You know it’s the future because everyone talks in a txt-speak patios that matches their hippy-dippy clothing and sparkly make up. The only problem is that viewing ratings for The Sex Olympics are beginning to flag.
One of the production team, Nat Mender (played by Tony Vogel who would later become Southern Television’s Dick Barton) argues for programmes that will educate the “low-drive” sections of society. However, Coordinator Ugo Priest, (played by Leonard Rossiter, fresh off the set of 2001: A Space Odyssey) decides to commission The Live Life Show where a group of people will be stranded on a remote Scottish Island where they will be observed living life as it happens.
Mender, his wife and daughter are part of the group who are sent to the island. But another member of the production team, Lasar Opie (played by Brian Cox), decides to add some tension to the mix by fudging the selection process and allowing a psychopath on to the island.
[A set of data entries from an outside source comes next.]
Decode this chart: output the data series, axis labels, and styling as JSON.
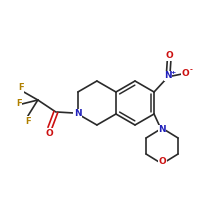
{
  "bg_color": "#ffffff",
  "bond_color": "#2a2a2a",
  "bond_width": 1.2,
  "atom_colors": {
    "N": "#2020bb",
    "O": "#cc1010",
    "F": "#b08000",
    "C": "#2a2a2a"
  },
  "figsize": [
    2.0,
    2.0
  ],
  "dpi": 100
}
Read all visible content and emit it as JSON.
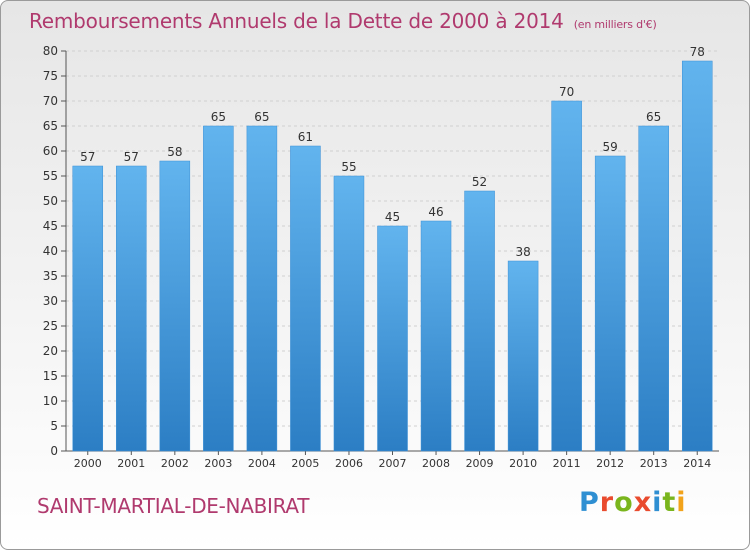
{
  "title": "Remboursements Annuels de la Dette de 2000 à 2014",
  "unit": "(en milliers d'€)",
  "commune": "SAINT-MARTIAL-DE-NABIRAT",
  "logo": {
    "letters": [
      "P",
      "r",
      "o",
      "x",
      "i",
      "t",
      "i"
    ],
    "colors": [
      "#2f8fd2",
      "#e94b2e",
      "#7ab51d",
      "#e94b2e",
      "#2f8fd2",
      "#7ab51d",
      "#f2a31b"
    ]
  },
  "colors": {
    "bar": "#4aa0e0",
    "bar_light": "#5fb3ee",
    "bar_dark": "#2b7cc2",
    "title": "#b03a6e"
  },
  "chart_data": {
    "type": "bar",
    "title": "Remboursements Annuels de la Dette de 2000 à 2014",
    "ylabel": "en milliers d'€",
    "xlabel": "",
    "categories": [
      "2000",
      "2001",
      "2002",
      "2003",
      "2004",
      "2005",
      "2006",
      "2007",
      "2008",
      "2009",
      "2010",
      "2011",
      "2012",
      "2013",
      "2014"
    ],
    "values": [
      57,
      57,
      58,
      65,
      65,
      61,
      55,
      45,
      46,
      52,
      38,
      70,
      59,
      65,
      78
    ],
    "ylim": [
      0,
      80
    ],
    "yticks": [
      0,
      5,
      10,
      15,
      20,
      25,
      30,
      35,
      40,
      45,
      50,
      55,
      60,
      65,
      70,
      75,
      80
    ],
    "grid": true
  }
}
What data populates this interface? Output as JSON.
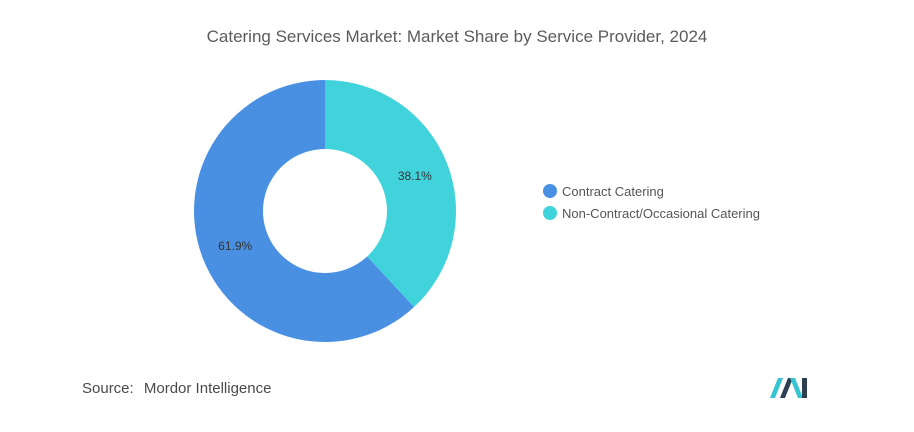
{
  "header": {
    "title": "Catering Services Market: Market Share by Service Provider, 2024"
  },
  "chart_data": {
    "type": "pie",
    "donut": true,
    "title": "Catering Services Market: Market Share by Service Provider, 2024",
    "categories": [
      "Contract Catering",
      "Non-Contract/Occasional Catering"
    ],
    "values": [
      61.9,
      38.1
    ],
    "labels": [
      "61.9%",
      "38.1%"
    ],
    "colors": [
      "#4a90e2",
      "#40d3dc"
    ],
    "legend_position": "right"
  },
  "legend": {
    "items": [
      {
        "label": "Contract Catering",
        "color": "#4a90e2"
      },
      {
        "label": "Non-Contract/Occasional Catering",
        "color": "#40d3dc"
      }
    ]
  },
  "footer": {
    "source_key": "Source:",
    "source_value": "Mordor Intelligence",
    "logo_colors": [
      "#2c3e50",
      "#35c4d0"
    ]
  }
}
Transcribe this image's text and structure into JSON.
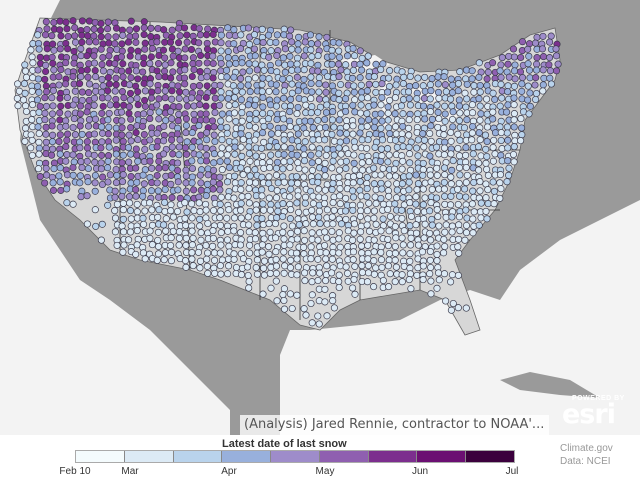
{
  "map": {
    "title_legend": "Latest date of last snow",
    "credit": "(Analysis) Jared Rennie, contractor to NOAA'...",
    "esri_powered": "POWERED BY",
    "esri_word": "esri",
    "source_line1": "Climate.gov",
    "source_line2": "Data: NCEI",
    "legend_colors": [
      "#f4fbfd",
      "#dceaf5",
      "#b9d3ec",
      "#98b0dc",
      "#9e8cca",
      "#8f5fb0",
      "#7c2e8e",
      "#6b0f72",
      "#3b003d"
    ],
    "legend_ticks": [
      "Feb 10",
      "Mar",
      "Apr",
      "May",
      "Jun",
      "Jul"
    ],
    "land_color": "#d7d7d7",
    "water_color": "#f3f3f3",
    "outer_land_color": "#9a9a9a",
    "station_stroke": "#3a3a4a"
  }
}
Tension rises when this rogue participant goes on a murderous rampage. Priest is appalled but the audience respond to the deaths with laughter. They are enjoying the killing and Priest is horrified when told the show is a success.
Whether intentional allegory or satire, Kneale managed to anticipate the advent of reality television shows such as Big Brother, Castaway and Love Island. Was he merely taking contemporary trends and following them to a logical extreme?
He had long expressed dissatisfaction with the counter-culture of the day which he described as “let it all hang out and stop thinking.” They were themes he would return to in other productions.
The Year of The Sex Olympics was broadcast in colour although only black and white recordings now exist. It also came under fire from Clean-Up TV Mary Whitehouse who had obtained a copy of the script before production.